RDP 8812: International Interest Rate Linkages and Monetary Policy: The Case of Australia 2. Structural Background

Over the past decade or so, the Australian financial system has changed from being heavily regulated to being largely deregulated. In some cases, developments took place in a series of minor steps, but in others there were major events which clearly distinguished one period from another. The major changes were:

  • the floating of the Australian dollar in December 1983. In the period before the float, the Australian dollar was set every day by the Reserve Bank under a crawling peg arrangement. While the exchange rate changed frequently, there was no market in foreign exchange and the system was more similar to the textbook fixed exchange rate regime than to a floating exchange rate regime. At the same time as the exchange rate was floated, exchange controls were abolished, which increased the scope for inward movement of capital, and opened up for the first time the opportunity for Australian investors to diversify into foreign fixed-interest assets;
  • the introduction of the tender system for sales of government debt. This was done for short-term securities (Treasury notes) in 1979 and for longer-term government bonds in the middle of 1982. Prior to the introduction of the tender system for selling government bonds, yields had been set by the authorities under a tap arrangement.
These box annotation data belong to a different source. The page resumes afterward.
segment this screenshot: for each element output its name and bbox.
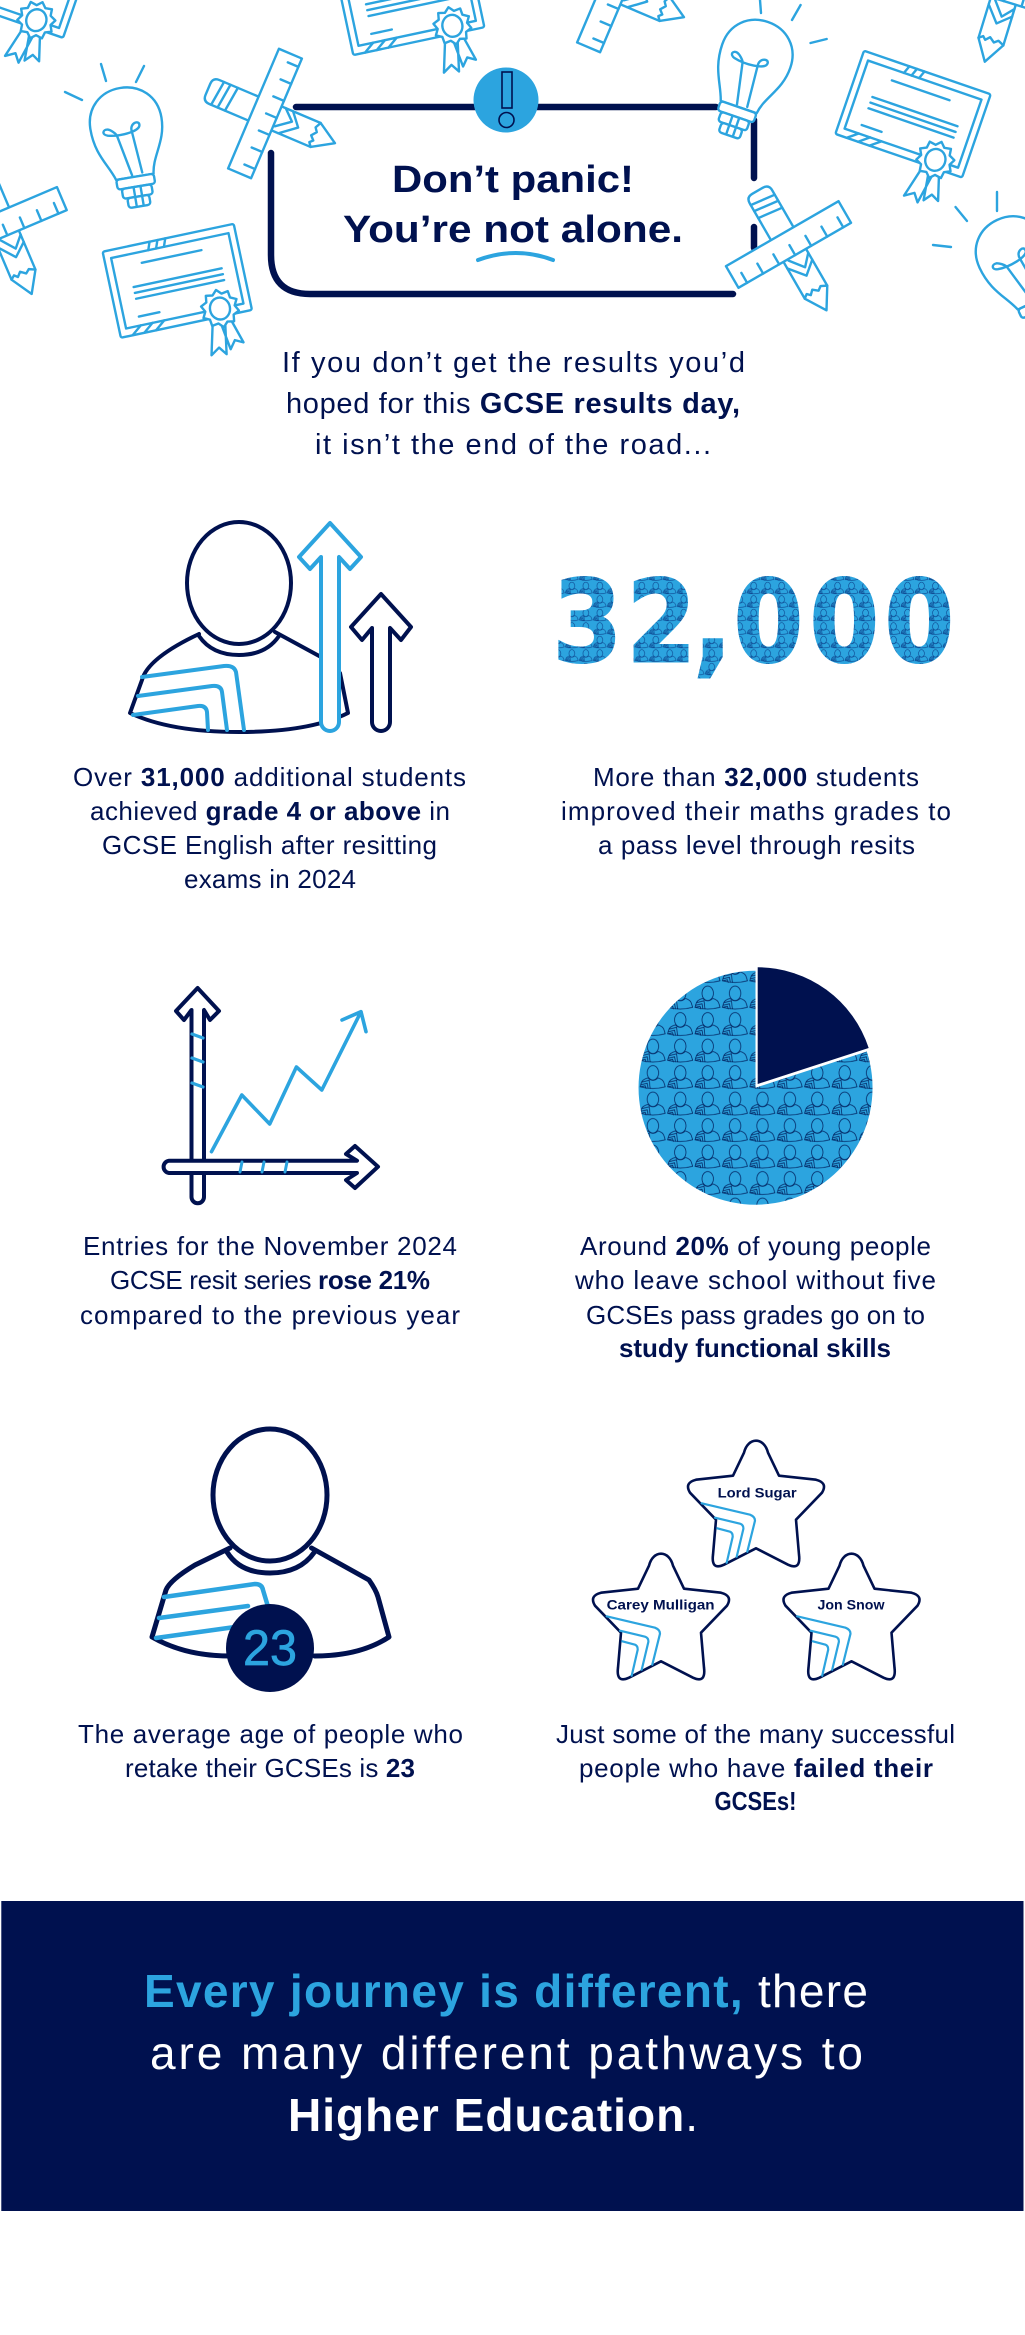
title: You’re not alone.: [343, 209, 683, 251]
banner: every journey is different: [1, 1901, 1024, 2211]
text block: GCSE English after resitting: [102, 830, 437, 860]
star: Jon Snow: [784, 1554, 920, 1679]
text block: Entries for the November 2024: [83, 1231, 457, 1261]
icon: certificate top left: [0, 0, 92, 74]
decorative doodle background: [0, 0, 1025, 375]
intro text: [282, 347, 745, 461]
icon: ruler and pencil over box corner: [183, 29, 360, 203]
star: Lord Sugar: [688, 1441, 824, 1566]
swoosh under title: [478, 253, 553, 260]
text block: [561, 762, 951, 860]
text block: study functional skills: [619, 1333, 891, 1363]
text block: GCSEs!: [714, 1786, 796, 1816]
banner text: are many different pathways to: [150, 2027, 863, 2079]
star: Carey Mulligan: [593, 1554, 729, 1679]
panel: November resit entries: [80, 988, 460, 1330]
text block: [574, 1231, 936, 1363]
text block: a pass level through resits: [598, 830, 915, 860]
text block: [556, 1719, 955, 1816]
text block: Just some of the many successful: [556, 1719, 955, 1749]
title: Don’t panic!: [392, 159, 634, 201]
banner text: [144, 1965, 868, 2141]
icon: exclamation mark badge: [474, 68, 538, 132]
panel: maths resits: [553, 557, 954, 860]
callout box: don't panic: [183, 0, 883, 343]
icon: ruler and pencil left edge: [0, 142, 92, 319]
intro text: hoped for this GCSE results day,: [286, 388, 740, 420]
icon: certificate lower left: [103, 224, 260, 375]
icon: ruler and pencil over box edge: [701, 158, 883, 343]
icon: three stars with names: [593, 1441, 920, 1679]
intro text: it isn’t the end of the road...: [315, 429, 711, 461]
text block: Around 20% of young people: [580, 1231, 931, 1261]
icon: certificate top centre: [335, 0, 492, 92]
text block: [80, 1231, 460, 1330]
text block: GCSE resit series rose 21%: [110, 1265, 430, 1295]
text block: The average age of people who: [78, 1719, 463, 1749]
icon: student with age badge: 23: [243, 1620, 297, 1676]
panel: functional skills pie chart: [574, 967, 936, 1363]
panel: additional students in English: [73, 522, 466, 894]
text block: retake their GCSEs is 23: [125, 1753, 415, 1783]
text block: compared to the previous year: [80, 1300, 460, 1330]
text block: GCSEs pass grades go on to: [586, 1300, 925, 1330]
panel: successful people who failed: [556, 1441, 955, 1816]
intro text: If you don’t get the results you’d: [282, 347, 745, 379]
icon: light bulb far right: [933, 192, 1025, 344]
text block: who leave school without five: [574, 1265, 936, 1295]
text block: improved their maths grades to: [561, 796, 951, 826]
text block: [78, 1719, 463, 1783]
icon: student with two up arrows: [130, 522, 411, 732]
icon: light bulb left: [65, 64, 175, 212]
icon: certificate right: [823, 51, 991, 213]
banner text: Every journey is different, there: [144, 1965, 868, 2017]
text block: Over 31,000 additional students: [73, 762, 466, 792]
text block: [73, 762, 466, 894]
banner text: Higher Education.: [288, 2089, 698, 2141]
big number: 32,000 with people pattern: 32,000: [553, 557, 954, 688]
text block: More than 32,000 students: [593, 762, 919, 792]
text block: exams in 2024: [184, 864, 356, 894]
title: [343, 159, 683, 251]
text block: people who have failed their: [579, 1753, 933, 1783]
pie chart: [639, 967, 873, 1205]
icon: pencil top right: [923, 0, 1025, 81]
line chart icon with axes: [164, 988, 378, 1203]
panel: average age: [78, 1429, 463, 1783]
icon: student with age badge: [152, 1429, 389, 1692]
star: Lord Sugar: Lord Sugar: [718, 1486, 797, 1500]
text block: achieved grade 4 or above in: [90, 796, 450, 826]
star: Jon Snow: Jon Snow: [818, 1598, 885, 1612]
star: Carey Mulligan: Carey Mulligan: [607, 1598, 715, 1612]
icon: light bulb over box corner: [695, 0, 827, 147]
icon: ruler and pencil top centre: [532, 0, 709, 77]
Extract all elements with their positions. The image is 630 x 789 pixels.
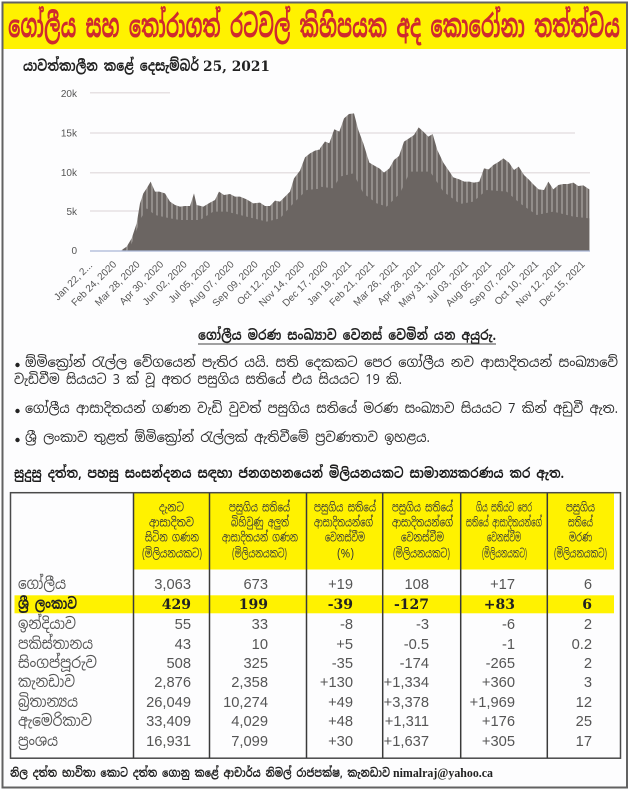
row: Sri Lanka highlighted: 429 [162, 597, 191, 613]
x axis date labels: Apr 30, 2020 [118, 259, 166, 308]
row: Sri Lanka highlighted: 6 [582, 597, 592, 613]
y axis labels: 5k [66, 207, 78, 218]
row: global: ගෝලීය [18, 573, 66, 594]
row: Pakistan: 0.2 [572, 637, 592, 653]
row: UK: 10,274 [223, 695, 268, 711]
row: Pakistan: -0.5 [404, 637, 429, 653]
column header 2: පසුගිය සතියේ [229, 500, 290, 516]
column header 1: ආසාදිතව [149, 514, 194, 530]
row: UK: 26,049 [146, 695, 191, 711]
row: Sri Lanka highlighted [18, 593, 592, 614]
row: Canada: කැනඩාව [18, 671, 75, 692]
row: Singapore: -174 [400, 656, 429, 672]
bullet points: ඕමික්‍රෝන් රැල්ල වේගයෙන් පැතිර යයි. සති දෙකකට පෙර ගෝලීය නව ආසාදිතයන් සංඛ්‍යාවේ [25, 353, 618, 371]
x axis date labels: Nov 14, 2020 [257, 259, 307, 309]
x axis date labels: Feb 24, 2020 [70, 259, 119, 309]
y axis labels: 15k [61, 128, 78, 140]
row: UK: +1,969 [470, 695, 515, 711]
x axis date labels: Nov 12, 2021 [514, 259, 564, 309]
row: Singapore: 2 [584, 656, 592, 672]
column header 5: (මිලියනයකට) [482, 546, 527, 562]
row: France [18, 730, 592, 751]
column header 3 [314, 500, 376, 562]
row: India: -3 [416, 617, 429, 633]
x axis date labels: Mar 28, 2020 [93, 259, 143, 309]
row: global: 3,063 [154, 577, 191, 593]
row: UK [18, 691, 592, 712]
row: Pakistan: +5 [336, 637, 353, 653]
column header 6 [554, 500, 607, 562]
row: Canada: +360 [482, 675, 515, 691]
update date line: 25, 2021 [203, 59, 270, 75]
column header 3: වෙනස්වීම [325, 530, 365, 546]
column header 5 [466, 500, 542, 562]
column header 6: මරණ [569, 530, 592, 546]
row: USA: +176 [482, 714, 515, 730]
bullet points: ශ්‍රී ලංකාව තුළත් ඕමික්‍රෝන් රැල්ලක් ඇතිවීමේ ප්‍රවණතාව ඉහළය. [25, 428, 430, 446]
row: France: +30 [328, 734, 353, 750]
row: Sri Lanka highlighted: +83 [484, 597, 515, 613]
row: USA: ඇමෙරිකාව [18, 710, 92, 731]
row: Canada: 2,876 [154, 675, 191, 691]
column header 3: ආසාදිතයන්ගේ [314, 514, 373, 530]
x axis date labels: May 31, 2021 [397, 259, 448, 310]
row: global: 673 [243, 577, 268, 593]
column header 4: (මිලියනයකට) [393, 546, 450, 562]
row: Sri Lanka highlighted: ශ්‍රී ලංකාව [18, 593, 77, 614]
row: Singapore: සිංගප්පූරුව [18, 652, 97, 673]
row: Pakistan: 43 [175, 637, 191, 653]
row: France: +305 [482, 734, 515, 750]
row: Singapore: -265 [486, 656, 515, 672]
column header 4: වෙනස්වීම [401, 530, 444, 546]
row: Singapore: -35 [332, 656, 353, 672]
column header 3: (%) [337, 546, 354, 562]
y axis labels: 20k [61, 89, 78, 100]
row: Pakistan: 10 [252, 637, 268, 653]
row: USA [18, 710, 592, 731]
bullet points: වැඩිවීම සියයට 3 ක් වූ අතර පසුගිය සතියේ එය සියයට 19 කි. [14, 370, 402, 388]
row: France: 17 [576, 734, 592, 750]
row: USA: 25 [576, 714, 592, 730]
row: Canada: 3 [584, 675, 592, 691]
column header 5: ගිය සතියට පෙර [476, 500, 532, 516]
row: France: +1,637 [384, 734, 429, 750]
x axis date labels: Oct 10, 2021 [493, 259, 541, 308]
row: UK: +3,378 [384, 695, 429, 711]
row: Singapore: 325 [243, 656, 268, 672]
column header 6: පසුගිය [566, 500, 595, 516]
row: global: +19 [328, 577, 353, 593]
row: UK: බ්‍රිතාන්‍යය [18, 691, 78, 712]
row: India: 33 [252, 617, 268, 633]
row: Sri Lanka highlighted: -127 [394, 597, 429, 613]
x axis date labels: Aug 07, 2020 [187, 259, 237, 309]
row: India [18, 613, 592, 634]
row: Singapore: 508 [166, 656, 191, 672]
x axis date labels: Jun 02, 2020 [141, 259, 190, 308]
x axis date labels: Sep 07, 2021 [468, 259, 518, 309]
row: USA: +48 [328, 714, 353, 730]
column header 1: (මිලියනයකට) [142, 546, 202, 562]
x axis date labels: Dec 15, 2021 [538, 259, 588, 309]
column header 2: ආසාදිතයන් ගණන [222, 530, 298, 546]
x axis date labels [52, 259, 588, 310]
row: France: ප්‍රංශය [18, 730, 58, 751]
column header 1: දැනට [159, 500, 184, 516]
row: USA: +1,311 [385, 714, 429, 730]
row: USA: 33,409 [146, 714, 191, 730]
row: Sri Lanka highlighted: 199 [239, 597, 268, 613]
bullet points [14, 353, 618, 446]
update date line: යාවත්කාලීන කළේ දෙසැම්බර් [23, 56, 199, 76]
row: global: 6 [584, 577, 592, 593]
row: UK: +49 [328, 695, 353, 711]
row: global: 108 [404, 577, 429, 593]
row: Canada: +130 [320, 675, 353, 691]
x axis date labels: Sep 09, 2020 [211, 259, 261, 309]
source credit footer: නිල දත්ත භාවිතා කොට දත්ත ගොනු කළේ ආචාර්ය නිමල් රාජපක්ෂ, කැනඩාව [10, 764, 390, 781]
x axis date labels: Apr 28, 2021 [376, 259, 424, 308]
column header 6: සතියේ [568, 514, 593, 530]
row: global: +17 [490, 577, 515, 593]
row: India: ඉන්දියාව [18, 613, 76, 634]
column header 3: පසුගිය සතියේ [314, 500, 376, 516]
row: France: 7,099 [231, 734, 268, 750]
source credit footer: nimalraj@yahoo.ca [393, 766, 494, 780]
row: Pakistan: -1 [502, 637, 515, 653]
row: India: -6 [502, 617, 515, 633]
row: Sri Lanka highlighted: -39 [328, 597, 353, 613]
x axis date labels: Dec 17, 2020 [281, 259, 331, 309]
y axis labels [61, 89, 78, 257]
row: USA: 4,029 [231, 714, 268, 730]
row: Pakistan: පකිස්තානය [18, 633, 93, 654]
x axis date labels: Jan 22, 2... [52, 260, 95, 303]
column header 4: ආසාදිතයන්ගේ [392, 514, 453, 530]
row: India: -8 [340, 617, 353, 633]
column header 4 [392, 500, 453, 562]
row: Pakistan [18, 633, 592, 654]
row: UK: 12 [576, 695, 592, 711]
column header 2 [222, 500, 298, 562]
y axis labels: 0 [71, 246, 77, 257]
row: Canada [18, 671, 592, 692]
column header 2: (මිලියනයකට) [232, 546, 287, 562]
y axis labels: 10k [61, 168, 78, 179]
x axis date labels: Aug 05, 2021 [444, 259, 494, 309]
row: Canada: 2,358 [231, 675, 268, 691]
column header 1 [142, 500, 202, 562]
row: global [18, 573, 592, 594]
x axis date labels: Jul 05, 2020 [167, 259, 213, 306]
row: France: 16,931 [146, 734, 191, 750]
column header 4: පසුගිය සතියේ [392, 500, 453, 516]
x axis date labels: Feb 21, 2021 [328, 259, 377, 309]
row: Canada: +1,334 [384, 675, 429, 691]
column header 2: බිහිවුණු අලුත් [231, 514, 289, 530]
data table [10, 493, 620, 758]
chart caption: ගෝලීය මරණ සංඛ්‍යාව වෙනස් වෙමින් යන අයුරු. [198, 326, 496, 345]
x axis date labels: Oct 12, 2020 [235, 259, 284, 308]
x axis date labels: Mar 26, 2021 [352, 259, 401, 309]
bar chart: daily global deaths [52, 89, 590, 310]
row: India: 55 [175, 617, 191, 633]
row: India: 2 [584, 617, 592, 633]
row: Singapore [18, 652, 592, 673]
column header 1: සිටින ගණන [145, 530, 199, 546]
x axis date labels: Jan 19, 2021 [305, 259, 354, 308]
x axis date labels: Jul 03, 2021 [425, 259, 471, 306]
column header 5: වෙනස්වීම [487, 530, 521, 546]
column header 5: සතියේ ආසාදිතයන්ගේ [466, 514, 542, 530]
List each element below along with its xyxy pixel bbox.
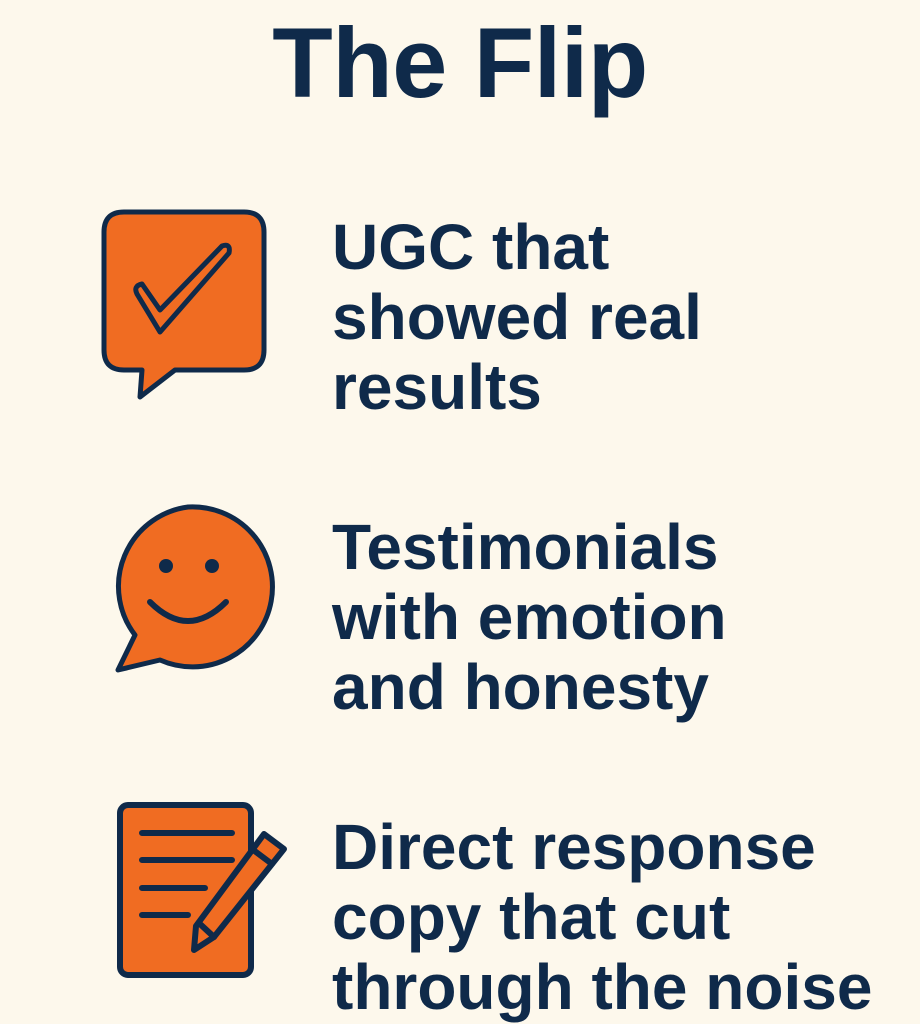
text: item 3: through the noise [332, 951, 872, 1023]
text: item 1: showed real [332, 281, 702, 353]
text: item 3 [332, 811, 872, 1023]
text: item 2: Testimonials [332, 511, 718, 583]
text: item 1: results [332, 351, 542, 423]
text: item 3: copy that cut [332, 881, 730, 953]
text: item 2: with emotion [332, 581, 727, 653]
text: item 2 [332, 511, 727, 723]
title: The Flip [272, 7, 648, 118]
icon: document with pencil [120, 805, 284, 975]
text: item 2: and honesty [332, 651, 709, 723]
text: item 1 [332, 211, 702, 423]
text: item 1: UGC that [332, 211, 609, 283]
icon: smiley speech bubble [118, 507, 272, 670]
text: item 3: Direct response [332, 811, 816, 883]
icon: check speech bubble [104, 212, 264, 397]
Thus, prior to the introduction of the tender, yields moved in a stepwise fashion, as the authorities adjusted them from time to time to changes in investor demand. Since the tender, yields in the secondary market have moved continuously and so the day-to-day variability has obviously been greater than under the administered system. The tender also facilitated the development of a deep secondary market in government bonds, with turnover having expanded twentyfold since 1982;
  • over the past decade or so, there have also been a number of moves to deregulate financial intermediaries' interest rates. This has been a gradual process, starting in the late 1960s. By 1980, all ceilings on bank deposits had been abolished, but there were a couple of remaining ceilings on bank lending rates. To all intents and purposes, these have now been abolished. The maturity restriction which prevented banks from paying interest on short-term (including overnight) borrowing was lifted in 1984;
  • 16 foreign banks were allowed entry into the Australian market as full trading banks in 1985. Prior to that, the only foreign banks which could operate in Australia as trading banks were a couple that had been established in the last century. Other foreign banks had entered the Australian market through merchant banking subsidiaries.

Many changes have resulted from this widespread deregulation, of which several are important for the present paper. Two that are clearly visible from the graphs shown later in the paper are that long-term government bond rates only became fully market determined after mid 1982, and the exchange rate after the end of 1983.

There has also been a major change in the way the Reserve Bank conducts its monetary policy. Prior to the introduction of the tender system and the float, the setting of rates on long-term government paper was an important aspect of monetary policy. After deregulation, monetary policy has essentially been implemented through daily open market operations. The cost and availability of cash has been the operating objective. In periods when the Bank has wished to tighten, its domestic market operations have led to a rise in overnight rates in the professional money market. This has quickly translated to a rise in all short-term security yields.